В первую очередь необходимо внести ясность в вопрос о конечных целях, соответствующих новому общественному договору или вытекающих из него. Ныне существующая ситуация, когда отсутствие стройной и непротиворечивой системы представлений о будущем страны компенсируется абстрактными лозунгами «величия и процветания», аморфной и беззубой идеологией центризма, более не может быть терпима. Необходимо определиться, какие ценности будут культивироваться в нашей стране с ее противоречивым прошлым и не менее противоречивым настоящим; какое место она будет занимать в мире, — в мире, который в обозримом будущем неизбежно будет оставаться внутренне разделенным, — через десять, пятнадцать, двадцать пять лет.
Повторим еще раз — нравится нам это или нет, но реальность нашего времени такова, что мир продолжает оставаться крайне неоднородным: наряду с группой стран, концентрирующих у себя большую часть наиболее ценных экономических ресурсов, в первую очередь интеллектуальных и технологических, а также финансовых и силовых, существует и будет существовать огромная мировая периферия, лишенная доступа к основной части благ, являющихся результатом использования этих ресурсов. Для России как страны, находящейся сегодня в «серой зоне», где имеются объективные предпосылки для движения в разных направлениях, существуют только два пути: либо, используя эти предпосылки, попытаться стать частью ядра мирового капиталистического хозяйства (этот путь условно можно назвать «европейским выбором» для России), либо искать свое место на его периферии. Можно приводить аргументы в пользу того или другого варианта, но очевидным должно быть одно: никакого «третьего», «евроазиатского», какого угодно «своего» пути нет и не будет. Страх поступиться частью собственного суверенитета как аргумент против «европейского» или «евроатлантического» пути д ля России понятен и даже отчасти обоснован. Но единственная альтернатива — место на периферии мировых процессов. Она также неизбежно связана с ограничением государственного суверенитета — не обязательно формальным, но, по существу, еще более значительным, поскольку суверенитет и независимость имеют смысл только в той степени, в какой имеются практические возможности их реализации. (Суверенитет слабого и зависимого — это как свобода без денег: вроде бы есть, а воспользоваться невозможно.)

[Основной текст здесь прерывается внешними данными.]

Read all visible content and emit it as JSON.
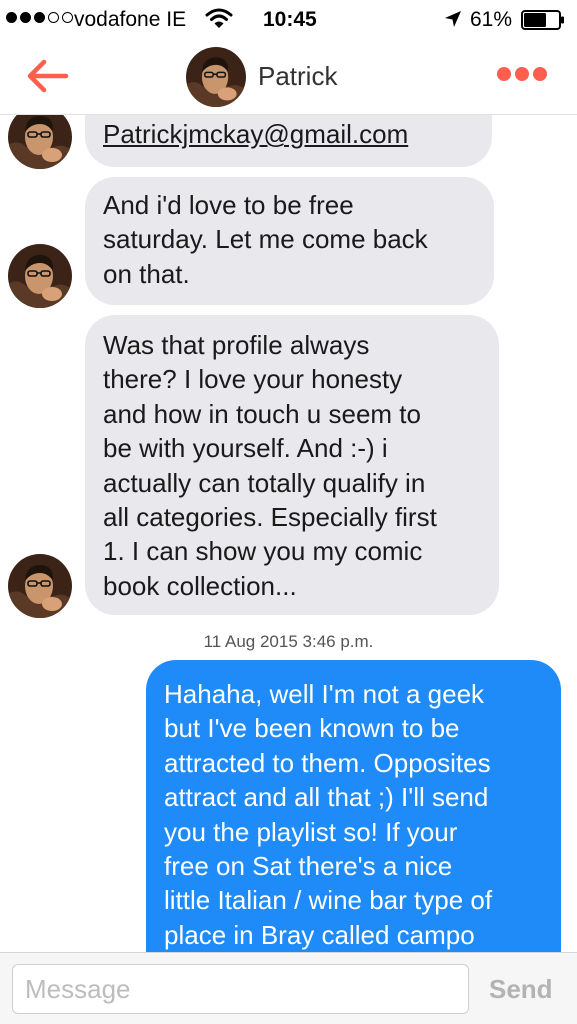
{
  "status_bar": {
    "carrier": "vodafone IE",
    "time": "10:45",
    "battery": "61%",
    "signal_bars_filled": 3,
    "signal_bars_total": 5
  },
  "header": {
    "contact_name": "Patrick",
    "back_icon": "back-arrow-icon",
    "more_icon": "more-dots-icon"
  },
  "messages": [
    {
      "direction": "incoming",
      "text": "Patrickjmckay@gmail.com"
    },
    {
      "direction": "incoming",
      "lines": [
        "And i'd love to be free",
        "saturday. Let me come back",
        "on that."
      ]
    },
    {
      "direction": "incoming",
      "lines": [
        "Was that profile always",
        "there? I love your honesty",
        "and how in touch u seem to",
        "be with yourself. And :-) i",
        "actually can totally qualify in",
        "all categories. Especially first",
        "1. I can show you my comic",
        "book collection..."
      ]
    },
    {
      "direction": "outgoing",
      "lines": [
        "Hahaha, well I'm not a geek",
        "but I've been known to be",
        "attracted to them. Opposites",
        "attract and all that ;) I'll send",
        "you the playlist so! If your",
        "free on Sat there's a nice",
        "little Italian / wine bar type of",
        "place in Bray called campo"
      ]
    }
  ],
  "timestamp": "11 Aug 2015 3:46 p.m.",
  "composer": {
    "placeholder": "Message",
    "value": "",
    "send_label": "Send"
  },
  "colors": {
    "accent": "#fd5e4e",
    "outgoing_bubble": "#1e8bf9",
    "incoming_bubble": "#e8e8ed"
  }
}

Если же мы посмотрим на то, чем отличаются страны, входящие в первую группу, от остальных, то нельзя не признать в качестве общей и объединяющей их черты наличие определенного набора базовых ценностей, к которым в первую очередь относятся приоритет прав человека, в том числе права собственности, индивидуальная свобода и понятие социальной справедливости. Можно спорить о том, что первично — эти ценности или экономическая эффективность. Является ли относительное экономическое процветание этой группы стран следствием приверженности их политической элиты названным ценностям или, наоборот, экономическое благополучие создает возможности для относительно более полной реализации принципов личной свободы, безопасности и сглаживания социального неравенства? Лично мне представляется, что истина в этом споре, как водится, лежит гдето посередине, но главное в другом. А именно: признавая, конечно, что было бы контрпродуктивно, да и просто глупо пытаться немедленно перекроить ткань общественных отношений в строгом соответствии с названными ценностями, нельзя вместе с тем не замечать, что без формулирования их как общественных целей, как ориентира при выборе стратегии никакие реформы как средство модернизации российского общества невозможны. Модернизация государства без человека, без провозглашения и реального приоритета интересов конкретного гражданина неизбежно приведет нас в ряды наций бедных и бесправных, то есть в конечном итоге к ситуации, прямо противоположной задачам модернизации.
Итак, в реально сложившихся условиях первым шагом на пути к новому общественному договору, модернизации и эффективным реформам как ее инструменту должно быть принятие в качествебазовых ценностей человека и гражданина и его свобод; его права на собственность и одновременно на социальную справедливость; приоритета института права по отношению к соображениям политической целесообразности и субъективным представлениям о ней конкретных лиц, наделенных властью и собственностью. Естественно, речь идет не о слепом следовании этим принципам во всех возможных ситуациях, но о принятии их в качестве главных, базовых ориентиров. Другими словами, понятия правового государства, гражданских прав и свобод, социальной справедливости должны стать своего рода компасом «дорожной карты» российских реформ.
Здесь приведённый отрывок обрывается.